Anmer Hall, the 10-bedroom country estate of the Duke and Duchess of Cambridge, is now a little more private for the young royal family.
Anmer Hall is now a no-fly zone.
The measures to make Anmer Hall a no-fly zone were prompted by a number of intrusions into the couple's privacy over the years.
With drone technology becoming a more accessible tool for paparazzi, the couple felt the move to be necessary for their protection.
The biggest offense of all has been the photographers' ever-increasing frenzy to capture pictures of Prince George and Princess Charlotte at Anmer Hall, Kensington Palace and even local playgrounds and beaches.

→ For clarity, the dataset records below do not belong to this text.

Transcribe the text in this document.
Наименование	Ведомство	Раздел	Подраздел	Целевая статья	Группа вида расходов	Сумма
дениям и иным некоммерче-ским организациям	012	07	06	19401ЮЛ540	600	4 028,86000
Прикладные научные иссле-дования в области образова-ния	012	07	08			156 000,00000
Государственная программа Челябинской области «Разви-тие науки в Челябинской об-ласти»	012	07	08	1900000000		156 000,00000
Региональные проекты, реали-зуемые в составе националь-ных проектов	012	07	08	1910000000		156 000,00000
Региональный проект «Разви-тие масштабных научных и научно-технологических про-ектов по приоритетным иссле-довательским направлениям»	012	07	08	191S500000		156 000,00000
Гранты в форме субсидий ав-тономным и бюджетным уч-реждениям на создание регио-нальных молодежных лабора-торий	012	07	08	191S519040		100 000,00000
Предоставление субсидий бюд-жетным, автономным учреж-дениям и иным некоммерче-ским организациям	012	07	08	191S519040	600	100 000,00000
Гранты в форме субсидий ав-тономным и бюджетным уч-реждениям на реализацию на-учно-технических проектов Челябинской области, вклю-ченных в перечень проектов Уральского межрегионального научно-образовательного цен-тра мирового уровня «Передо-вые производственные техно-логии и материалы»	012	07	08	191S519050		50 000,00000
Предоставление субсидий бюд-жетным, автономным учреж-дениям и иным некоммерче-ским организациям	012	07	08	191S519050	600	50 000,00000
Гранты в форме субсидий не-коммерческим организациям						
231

In a "letter from Kensington Palace", Communications Secretary Jason Knauf insisted that photographers have "on multiple occasions used long range lenses to capture images of The Duchess playing with Prince George in a number of private parks, monitored the movements of Prince George and his nanny around London parks and monitored the movements of other household staff and photographed the children of private individuals visiting The Duke and Duchess's home."
He also said photographers have "pursued cars leaving family homes, used other children to draw Prince George into view around playgrounds, been found hiding on private property in fields and woodland locations around The Duke and Duchess's home in Norfolk, obscured themselves in sand dunes on a rural beach to take photos of Prince George playing with his grandmother and placed locations near the Middleton family home in Berkshire under steady surveillance."
Well, after reading that, one certainly can't blame the royal couple for petitioning for a no-fly zone over Anmer Hall.
What do you think? Has British paparazzi gone too far in trying to capture pictures of the royal family at Kensington Palace and Anmer Hall?